Frances was the fourth of at least six daughters. Of her sisters, Elizabeth married in 1805 Robert Coldstream, and was mother of John Coldstream. Margaret married Alexander Smith, and was mother of William Rae Wilson Smith, noted as a reforming Glasgow councillor. Daughter Martha married in 1808 John Reid of Clarendon, Jamaica; Mary married in 1814 Thomas Rowan of Haughhead; and Hannah, the fifth daughter, married A. W. H. Le Neve RN. John Phillips died in 1829 aged 84, and his wife Frances died in 1832, also at age 84.

The death of his wife Frances, 18 months after the marriage, prompted Rae Wilson to write a privately circulated memorial tribute. It was later published in Thomas Gisborne's Christian Female Biography.

Rae Wilson married secondly, in 1820, Ann Cates (1780/81–1864), of Bedford Square, London. She accompanied him in his travels, and after her death was buried in the mausoleum at Glasgow Necropolis. He had no children by either marriage.

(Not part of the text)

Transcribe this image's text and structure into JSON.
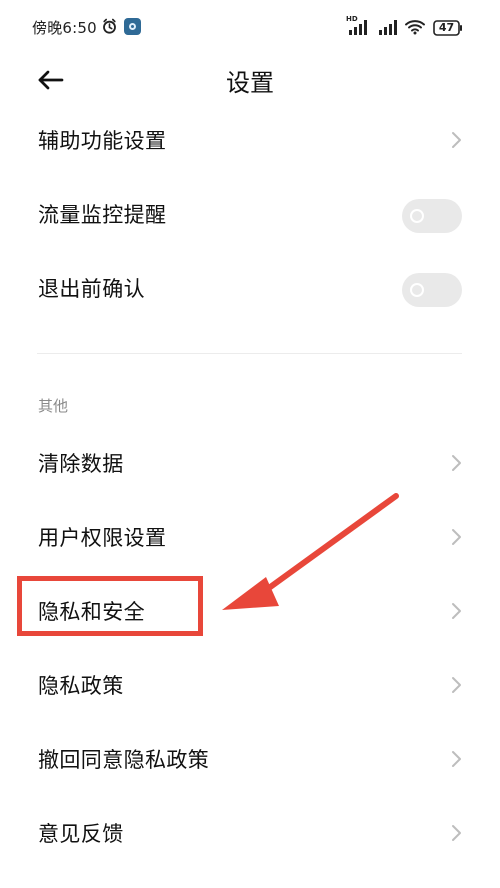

In 1846 Rae Wilson sold the Kelvinbank estate. It was acquired, with adjoining property in Sandyford, by the Glasgow Trades' House.

==Legacy==
In recognition of his honorary doctorate, Rae Wilson left to Glasgow university £300 to provide an annual prize for an essay on Christ and the benefits of Christianity. With money from James Cleland who died in 1840, the Cleland and Rae Wilson Medals were also awarded.